Kanade looked down at his hands.
"But the most telling thing," the man returned to the bar, "is your eyes. That 'I gave up everything to come here' look — I've seen it on this street for ten years. Every young master and lady who falls from Hokusei has that look. Except..."
He paused, pulled three glasses from beneath the counter, and lined them up.
"Your look is serious. The others were throwing tantrums. You actually want to run."
Kanade opened his mouth, then closed it. Something was crumbling — not his defenses, but his naive fantasy that he could hide who he was.
"I can explain."
"Don't need to." The man reached for a bottle on the shelf — clear liquid. "We don't ask about the past here. I only ask one thing."
He filled all three glasses with the same liquid and pushed them to the edge of the counter.
"This is the Three-Cup Promise. First cup: why you came here. Second cup: what you can do. Third cup..." He lifted those pale brown eyes, "what price you're willing to pay."
Kanade studied the three glasses. They smelled of gin mixed with something else — crisp, with a trace of bitterness underneath.
"I get hired if I drink?"
"You get to speak if you drink." The man said, "I'm Ren Himuro, the manager here. Before I decide whether to hear you out, you prove you mean it."
Kanade sat on the bar stool. The cracked leather exhaled a sigh as he settled.
He picked up the first glass.
The liquid hit his throat like a lit match. Not gin — some kind of house-distilled spirit, proof high enough to make his eyes water. He fought back the cough, feeling his tear ducts sting from the assault.
"I came here," he spoke, his voice roughened by alcohol, "because I have nowhere else to go."

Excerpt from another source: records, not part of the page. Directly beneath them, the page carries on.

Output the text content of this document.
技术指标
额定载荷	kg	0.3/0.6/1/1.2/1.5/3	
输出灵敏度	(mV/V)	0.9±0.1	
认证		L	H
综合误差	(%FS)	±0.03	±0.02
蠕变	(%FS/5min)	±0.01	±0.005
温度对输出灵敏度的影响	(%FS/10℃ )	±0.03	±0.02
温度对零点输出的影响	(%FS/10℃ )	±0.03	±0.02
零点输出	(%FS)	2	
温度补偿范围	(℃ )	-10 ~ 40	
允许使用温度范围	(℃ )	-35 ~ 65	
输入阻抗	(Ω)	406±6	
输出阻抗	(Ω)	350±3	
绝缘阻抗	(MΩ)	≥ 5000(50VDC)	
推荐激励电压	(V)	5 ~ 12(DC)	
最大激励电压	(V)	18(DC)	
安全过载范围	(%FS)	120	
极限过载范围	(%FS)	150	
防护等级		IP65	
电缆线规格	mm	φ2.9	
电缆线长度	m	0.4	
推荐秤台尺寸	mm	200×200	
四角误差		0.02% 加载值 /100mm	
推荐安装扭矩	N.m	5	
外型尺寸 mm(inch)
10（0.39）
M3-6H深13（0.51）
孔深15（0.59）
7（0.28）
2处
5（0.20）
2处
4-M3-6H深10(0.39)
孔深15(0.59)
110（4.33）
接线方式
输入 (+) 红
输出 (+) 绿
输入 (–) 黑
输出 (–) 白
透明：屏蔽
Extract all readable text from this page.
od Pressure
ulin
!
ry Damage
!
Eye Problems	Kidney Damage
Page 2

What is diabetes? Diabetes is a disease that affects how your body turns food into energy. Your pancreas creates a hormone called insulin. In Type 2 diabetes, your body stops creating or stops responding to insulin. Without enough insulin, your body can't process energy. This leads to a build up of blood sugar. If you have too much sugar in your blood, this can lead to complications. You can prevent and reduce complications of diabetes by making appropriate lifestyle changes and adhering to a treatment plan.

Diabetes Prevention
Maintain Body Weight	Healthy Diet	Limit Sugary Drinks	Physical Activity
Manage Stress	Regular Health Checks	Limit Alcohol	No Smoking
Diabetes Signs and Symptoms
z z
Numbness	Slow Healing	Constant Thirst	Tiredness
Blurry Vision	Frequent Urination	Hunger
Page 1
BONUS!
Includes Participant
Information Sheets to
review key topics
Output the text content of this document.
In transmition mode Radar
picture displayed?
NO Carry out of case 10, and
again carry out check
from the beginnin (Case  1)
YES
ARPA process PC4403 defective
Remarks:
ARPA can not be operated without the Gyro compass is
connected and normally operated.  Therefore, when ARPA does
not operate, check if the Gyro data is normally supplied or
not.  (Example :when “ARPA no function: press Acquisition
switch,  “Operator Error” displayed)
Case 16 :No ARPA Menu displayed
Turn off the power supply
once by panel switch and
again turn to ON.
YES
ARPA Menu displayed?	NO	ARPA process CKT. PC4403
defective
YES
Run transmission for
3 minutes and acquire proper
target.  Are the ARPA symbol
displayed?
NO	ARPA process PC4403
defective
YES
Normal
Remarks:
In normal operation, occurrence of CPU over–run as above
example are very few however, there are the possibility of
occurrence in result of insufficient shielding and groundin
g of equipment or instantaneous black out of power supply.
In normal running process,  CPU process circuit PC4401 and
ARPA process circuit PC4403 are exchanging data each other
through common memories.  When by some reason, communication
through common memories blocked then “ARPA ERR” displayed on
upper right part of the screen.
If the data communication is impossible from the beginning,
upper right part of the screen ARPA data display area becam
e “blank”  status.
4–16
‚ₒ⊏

Ren's expression didn't change.
Kanade picked up the second glass. This time he drank faster, letting the alcohol circle his mouth before swallowing. Half his taste buds were numb, but he caught a faint citrus peel on the finish.
"I can..." he paused, thinking about what skills he actually possessed, "I can understand people. Not the ordinary kind of understanding. I..."
He couldn't find the right words. He could hardly say "I'm a tuning master who can read your emotional frequencies."
"I can see through the emotions people hide. That makes me good at... talking to people."
Ren raised an eyebrow. Still silent.
The third glass. Kanade gripped the rim, knuckles white. He thought of his father's expression, the snapped black card, the engraving on his mother's ring.
"The price," he said, then drained it in one go. "I'm willing to give up everything I had. My name, my status, and... my gift."
The liquor churned in his stomach. He set the glass down harder than intended, the collision of glass against wood echoing through the empty club.
Ren stared at the three empty glasses for a long time.
"That last part," he finally said, "was a lie."
Kanade's heart skipped a beat.
"You can't give up your gift. It's been with you too long — grown into the bone." Ren lifted his eyes. "But you're willing to find a new purpose for it. That part is true."
A warmth surged from Kanade's chest toward his throat — not the alcohol. He opened his mouth to argue, to explain, but Ren had already turned toward a small door behind the bar.
"Come in tomorrow for work."
"...What?"
"It's too late now." Ren's voice came from beyond the door. "I can't see your face clearly. Tomorrow, four PM. Bring your ID. We'll talk again."
The door clicked shut.
Kanade sat alone in the empty club, the wind chime by the door shifting in a nonexistent breeze, producing small fragmented sounds. He looked down and realized his hands were still shaking — but this time, not from nerves.
From something he couldn't name, something seeping slowly through the hole the alcohol had burned in his chest.
"...Mom," he whispered to the empty air, so faint he could barely hear himself. "I think I found a place."
Outside, a boat horn sounded on the canal — long, low, and lingering. Kanade pushed through the door and stepped into the Ryusawa night. This time, his footsteps had direction.